- Directed by: Phil Price
- Screenplay by: Myles Hainsworth
- Story by: Myles Hainsworth Phil Price
- Produced by: Brandi-Ann Milbradt
- Starring: Nicolas Wright Rachelle Lefevre James A. Woods
- Cinematography: John Ashmore
- Edited by: David Eberts Yvann Thibaudeau
- Music by: Oliver Sasse
- Distributed by: Seville Pictures
- Release date: September 2003;
- Running time: 90 minutes
- Country: Canada
- Language: English
- Budget: $300,000 USD

= Hatley High =

Hatley High is a 2003 Canadian independent comedy film directed by Phil Price and written by Myles Hainsworth. It was shown at various film festivals from September 2003 to 2005 including the San Diego Film Festival and the U.S. Comedy Arts Festival.

==Plot==
Tommy Linklater is an 18-year-old whose magic is often minor (re-directing croquet balls, making cards appear in closed purses, etc.) but is always genuine since he actually does the impossible. He soon learns that his hobby for playing chess while his mother was alive is another gift that she left him. His father, Herman Linklater, is a physicist who believes that all the universes mysteries will eventually be explained away.

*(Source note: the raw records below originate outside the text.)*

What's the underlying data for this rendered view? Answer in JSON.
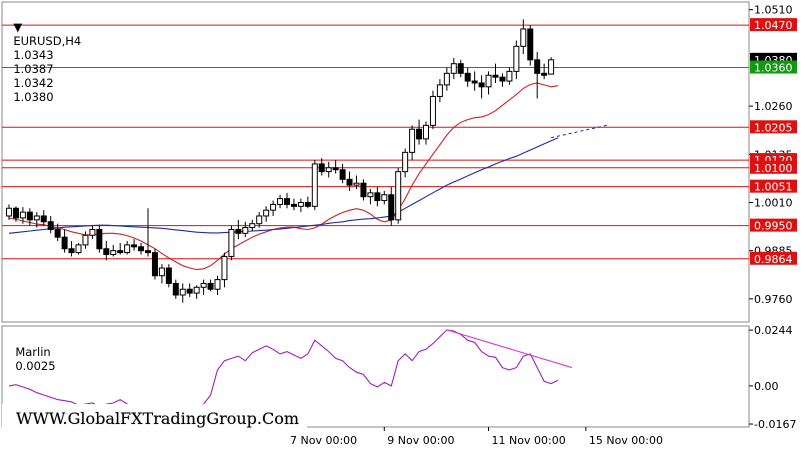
{
  "chart_data": [
    {
      "type": "candlestick",
      "symbol": "EURUSD",
      "timeframe": "H4",
      "ohlc_header": [
        "1.0343",
        "1.0387",
        "1.0342",
        "1.0380"
      ],
      "y_ticks": [
        "1.0510",
        "1.0260",
        "1.0135",
        "1.0010",
        "0.9885",
        "0.9760"
      ],
      "ylim": [
        0.97,
        1.053
      ],
      "x_tick_labels": [
        "7 Nov 00:00",
        "9 Nov 00:00",
        "11 Nov 00:00",
        "15 Nov 00:00"
      ],
      "horizontal_levels": [
        {
          "label": "1.0470",
          "value": 1.047,
          "color": "#dd1111"
        },
        {
          "label": "1.0380",
          "value": 1.038,
          "color": "#000000"
        },
        {
          "label": "1.0360",
          "value": 1.036,
          "color": "#119911"
        },
        {
          "label": "1.0205",
          "value": 1.0205,
          "color": "#dd1111"
        },
        {
          "label": "1.0120",
          "value": 1.012,
          "color": "#dd1111"
        },
        {
          "label": "1.0100",
          "value": 1.01,
          "color": "#dd1111"
        },
        {
          "label": "1.0051",
          "value": 1.0051,
          "color": "#dd1111"
        },
        {
          "label": "0.9950",
          "value": 0.995,
          "color": "#dd1111"
        },
        {
          "label": "0.9864",
          "value": 0.9864,
          "color": "#dd1111"
        }
      ],
      "candles": [
        [
          0.9975,
          1.0005,
          0.9965,
          0.9995
        ],
        [
          0.9995,
          1.0,
          0.996,
          0.997
        ],
        [
          0.997,
          0.9998,
          0.9955,
          0.9985
        ],
        [
          0.9985,
          0.9995,
          0.995,
          0.9965
        ],
        [
          0.9965,
          0.9985,
          0.9945,
          0.9975
        ],
        [
          0.9975,
          0.999,
          0.995,
          0.996
        ],
        [
          0.996,
          0.9975,
          0.993,
          0.994
        ],
        [
          0.994,
          0.9955,
          0.991,
          0.992
        ],
        [
          0.992,
          0.994,
          0.988,
          0.989
        ],
        [
          0.989,
          0.991,
          0.987,
          0.988
        ],
        [
          0.988,
          0.9905,
          0.9875,
          0.99
        ],
        [
          0.99,
          0.9935,
          0.989,
          0.9925
        ],
        [
          0.9925,
          0.995,
          0.9915,
          0.994
        ],
        [
          0.994,
          0.995,
          0.988,
          0.989
        ],
        [
          0.989,
          0.991,
          0.986,
          0.9875
        ],
        [
          0.9875,
          0.99,
          0.987,
          0.9885
        ],
        [
          0.9885,
          0.9905,
          0.9875,
          0.988
        ],
        [
          0.988,
          0.991,
          0.9875,
          0.99
        ],
        [
          0.99,
          0.9915,
          0.9885,
          0.9895
        ],
        [
          0.9895,
          0.9905,
          0.9875,
          0.9885
        ],
        [
          0.9885,
          0.9995,
          0.987,
          0.988
        ],
        [
          0.988,
          0.989,
          0.981,
          0.982
        ],
        [
          0.982,
          0.985,
          0.98,
          0.984
        ],
        [
          0.984,
          0.985,
          0.979,
          0.98
        ],
        [
          0.98,
          0.981,
          0.976,
          0.977
        ],
        [
          0.977,
          0.98,
          0.975,
          0.9785
        ],
        [
          0.9785,
          0.98,
          0.9765,
          0.9775
        ],
        [
          0.9775,
          0.9795,
          0.976,
          0.979
        ],
        [
          0.979,
          0.981,
          0.977,
          0.98
        ],
        [
          0.98,
          0.981,
          0.978,
          0.9785
        ],
        [
          0.9785,
          0.982,
          0.977,
          0.981
        ],
        [
          0.981,
          0.988,
          0.979,
          0.987
        ],
        [
          0.987,
          0.995,
          0.986,
          0.994
        ],
        [
          0.994,
          0.9965,
          0.9915,
          0.993
        ],
        [
          0.993,
          0.996,
          0.992,
          0.9945
        ],
        [
          0.9945,
          0.9965,
          0.9935,
          0.9955
        ],
        [
          0.9955,
          0.9985,
          0.9945,
          0.9975
        ],
        [
          0.9975,
          1.0,
          0.996,
          0.999
        ],
        [
          0.999,
          1.0015,
          0.9975,
          1.0005
        ],
        [
          1.0005,
          1.003,
          0.9995,
          1.002
        ],
        [
          1.002,
          1.0035,
          0.9995,
          1.0005
        ],
        [
          1.0005,
          1.002,
          0.999,
          1.0
        ],
        [
          1.0,
          1.002,
          0.9985,
          1.001
        ],
        [
          1.001,
          1.0025,
          0.9995,
          1.0
        ],
        [
          1.0,
          1.012,
          0.999,
          1.011
        ],
        [
          1.011,
          1.0125,
          1.008,
          1.009
        ],
        [
          1.009,
          1.0115,
          1.0075,
          1.01
        ],
        [
          1.01,
          1.012,
          1.0085,
          1.0095
        ],
        [
          1.0095,
          1.011,
          1.006,
          1.007
        ],
        [
          1.007,
          1.009,
          1.004,
          1.0055
        ],
        [
          1.0055,
          1.008,
          1.0045,
          1.006
        ],
        [
          1.006,
          1.007,
          1.0015,
          1.0025
        ],
        [
          1.0025,
          1.0045,
          1.0005,
          1.0035
        ],
        [
          1.0035,
          1.005,
          1.0,
          1.0015
        ],
        [
          1.0015,
          1.004,
          1.0005,
          1.003
        ],
        [
          1.003,
          1.005,
          0.995,
          0.9965
        ],
        [
          0.9965,
          1.01,
          0.9955,
          1.009
        ],
        [
          1.009,
          1.015,
          1.0075,
          1.014
        ],
        [
          1.014,
          1.021,
          1.012,
          1.02
        ],
        [
          1.02,
          1.0225,
          1.016,
          1.0175
        ],
        [
          1.0175,
          1.022,
          1.016,
          1.021
        ],
        [
          1.021,
          1.03,
          1.02,
          1.0285
        ],
        [
          1.0285,
          1.033,
          1.027,
          1.0315
        ],
        [
          1.0315,
          1.036,
          1.03,
          1.0345
        ],
        [
          1.0345,
          1.0385,
          1.033,
          1.037
        ],
        [
          1.037,
          1.038,
          1.0335,
          1.0345
        ],
        [
          1.0345,
          1.036,
          1.031,
          1.0325
        ],
        [
          1.0325,
          1.035,
          1.03,
          1.032
        ],
        [
          1.032,
          1.034,
          1.028,
          1.031
        ],
        [
          1.031,
          1.035,
          1.029,
          1.034
        ],
        [
          1.034,
          1.037,
          1.032,
          1.0335
        ],
        [
          1.0335,
          1.0345,
          1.031,
          1.0325
        ],
        [
          1.0325,
          1.036,
          1.0315,
          1.035
        ],
        [
          1.035,
          1.043,
          1.033,
          1.0415
        ],
        [
          1.0415,
          1.0485,
          1.0395,
          1.046
        ],
        [
          1.046,
          1.047,
          1.0365,
          1.038
        ],
        [
          1.038,
          1.04,
          1.028,
          1.0345
        ],
        [
          1.0345,
          1.037,
          1.033,
          1.034
        ],
        [
          1.0343,
          1.0387,
          1.0342,
          1.038
        ]
      ],
      "moving_averages": [
        {
          "color": "#cc2222",
          "values": [
            0.997,
            0.9966,
            0.9962,
            0.9958,
            0.9954,
            0.9952,
            0.9948,
            0.9944,
            0.994,
            0.9934,
            0.993,
            0.9926,
            0.9926,
            0.9928,
            0.993,
            0.993,
            0.9928,
            0.9924,
            0.9918,
            0.991,
            0.99,
            0.989,
            0.9878,
            0.9866,
            0.9856,
            0.9846,
            0.984,
            0.9836,
            0.9838,
            0.9846,
            0.986,
            0.9876,
            0.989,
            0.99,
            0.991,
            0.992,
            0.9928,
            0.9934,
            0.994,
            0.9944,
            0.9946,
            0.9946,
            0.9942,
            0.994,
            0.9944,
            0.9954,
            0.9966,
            0.9976,
            0.9984,
            0.999,
            0.9994,
            0.999,
            0.998,
            0.9966,
            0.996,
            0.9964,
            0.999,
            1.002,
            1.0055,
            1.0085,
            1.011,
            1.0135,
            1.016,
            1.0185,
            1.0205,
            1.0218,
            1.0225,
            1.023,
            1.0232,
            1.0238,
            1.0248,
            1.0262,
            1.0276,
            1.029,
            1.0306,
            1.0316,
            1.032,
            1.0315,
            1.031,
            1.0313
          ]
        },
        {
          "color": "#1a2aa8",
          "values": [
            0.993,
            0.9932,
            0.9934,
            0.9936,
            0.9938,
            0.994,
            0.9942,
            0.9944,
            0.9946,
            0.9947,
            0.9948,
            0.9949,
            0.995,
            0.9951,
            0.9951,
            0.995,
            0.9949,
            0.9948,
            0.9947,
            0.9946,
            0.9945,
            0.9944,
            0.9943,
            0.9941,
            0.9939,
            0.9937,
            0.9935,
            0.9933,
            0.9932,
            0.9931,
            0.9931,
            0.9932,
            0.9933,
            0.9934,
            0.9935,
            0.9936,
            0.9937,
            0.9938,
            0.994,
            0.9941,
            0.9943,
            0.9945,
            0.9947,
            0.9949,
            0.9951,
            0.9953,
            0.9956,
            0.9958,
            0.996,
            0.9963,
            0.9965,
            0.9967,
            0.9968,
            0.997,
            0.9972,
            0.9975,
            0.9985,
            0.9995,
            1.0005,
            1.0015,
            1.0025,
            1.0035,
            1.0045,
            1.0055,
            1.0063,
            1.0071,
            1.0079,
            1.0087,
            1.0095,
            1.0102,
            1.011,
            1.0117,
            1.0124,
            1.013,
            1.0138,
            1.0146,
            1.0154,
            1.0162,
            1.017,
            1.0178
          ]
        }
      ],
      "ma_dashed_extension": [
        1.0178,
        1.0186,
        1.0194,
        1.0202,
        1.021
      ]
    },
    {
      "type": "line",
      "name": "Marlin",
      "value_label": "0.0025",
      "y_ticks": [
        "0.0244",
        "0.00",
        "-0.0167"
      ],
      "ylim": [
        -0.018,
        0.0262
      ],
      "series": [
        {
          "color": "#a020c0",
          "values": [
            0.0,
            0.0005,
            -0.0005,
            -0.0015,
            -0.003,
            -0.004,
            -0.005,
            -0.006,
            -0.0065,
            -0.007,
            -0.0085,
            -0.008,
            -0.0075,
            -0.009,
            -0.008,
            -0.0075,
            -0.006,
            -0.008,
            -0.01,
            -0.0115,
            -0.012,
            -0.0125,
            -0.013,
            -0.014,
            -0.015,
            -0.016,
            -0.0145,
            -0.011,
            -0.008,
            -0.004,
            0.007,
            0.011,
            0.012,
            0.013,
            0.011,
            0.0145,
            0.016,
            0.0175,
            0.016,
            0.014,
            0.015,
            0.0135,
            0.012,
            0.014,
            0.02,
            0.0175,
            0.015,
            0.012,
            0.011,
            0.008,
            0.006,
            0.005,
            0.001,
            -0.0005,
            0.0015,
            0.0,
            0.011,
            0.014,
            0.011,
            0.015,
            0.016,
            0.0185,
            0.0215,
            0.0245,
            0.024,
            0.0225,
            0.02,
            0.019,
            0.015,
            0.013,
            0.0125,
            0.008,
            0.007,
            0.008,
            0.013,
            0.014,
            0.008,
            0.002,
            0.001,
            0.0025
          ]
        }
      ],
      "divergence_line": {
        "from_value": 0.0245,
        "to_value": 0.008,
        "color": "#d63ad6"
      }
    }
  ],
  "watermark": "WWW.GlobalFXTradingGroup.Com"
}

Tommy's mother and Herman's wife, Melanie, has died and left them a house in a small lakeside town, North Hatley, that they did not know she owned. They decide to move there for a year so that Herman can finish his book on cosmology. Once they arrive, the Linklaters discover that Melanie was something of a local legend. She left North Hatley after throwing a game against the town's greatest chess rivals, the Russians. The town was forced to realize their mistakes by pushing her too hard to win and thus undermining the soul of the game. Her pictures and trophies are everywhere in the small town.

Tommy attends Hatley High, whose main claim to fame is the Knights, an internationally ranked chess team. He befriends a basketball prodigy, Julius, whose secret passion is surfing, as well as Trevor and Darryl, two charming and ambitious guys who call themselves the Syndicate. He also meets and ends up going out with Hyacinthe Marquez, the beautiful and witty cheerleader who does cartwheels as effortlessly as she quotes Oscar Wilde. Herman, meanwhile, is being pestered by the town priest, Lorne Granger, who is a physics buff who actually and casually talks to God. Herman is very uncomfortable around priests but is eventually won over by Lorne's enthusiasm for physics. Herman undergoes a sort of epiphany when Lorne provides him with an equation that is not supposed to exist. The equation enables him to finish his book, but he is forced to confront the possibility that he's not living in a clockwork universe after all.

Shaun Rodes, the egomaniac and captain of the chess team, keeps challenging Tommy to a chess match since he wishes to find out if Tommy inherited his mother's skills. Tommy refuses, but Hyacinthe sets up an after school game of chess between Shaun and Tommy. Tommy loses and chides Hyacinthe for selling him out. However, Shaun has a feeling that Tommy threw the game. Hyacinthe manages to win Tommy back by singing to him outside his window, and Tommy is moved to forgive her. Shaun, still suspicious from his victory, invites Tommy to an underground high-stakes chess club, which is rife with shady characters, hot babes, and money.

Shaun, hoping to prove his suspicions of Tommy's monumental talent, volunteers him to play a blitz game against the top player in the club. Tommy reluctantly shows up but wins easily. When it is announced that the Russian Junior Chess Team is coming to play Hatley High, the whole town is thrown into a frenzy for an opportunity for redemption. At the pregame dance, Anya, the captain of the Russian chess team, easily seduces Shaun, ties him up, and locks him in the school's attic, solidifying a Russian win. During halftime, Tommy performs a spectacular magic show. When Shaun does not escape from his bonds in time to play the remaining match, the coach is forced to substitute Tommy in his place.

==Awards==
The film won two awards at the U.S. Comedy Arts Festival; "Best Director" for Phil Price, and "Best Screenplay" for Myles Hainsworth.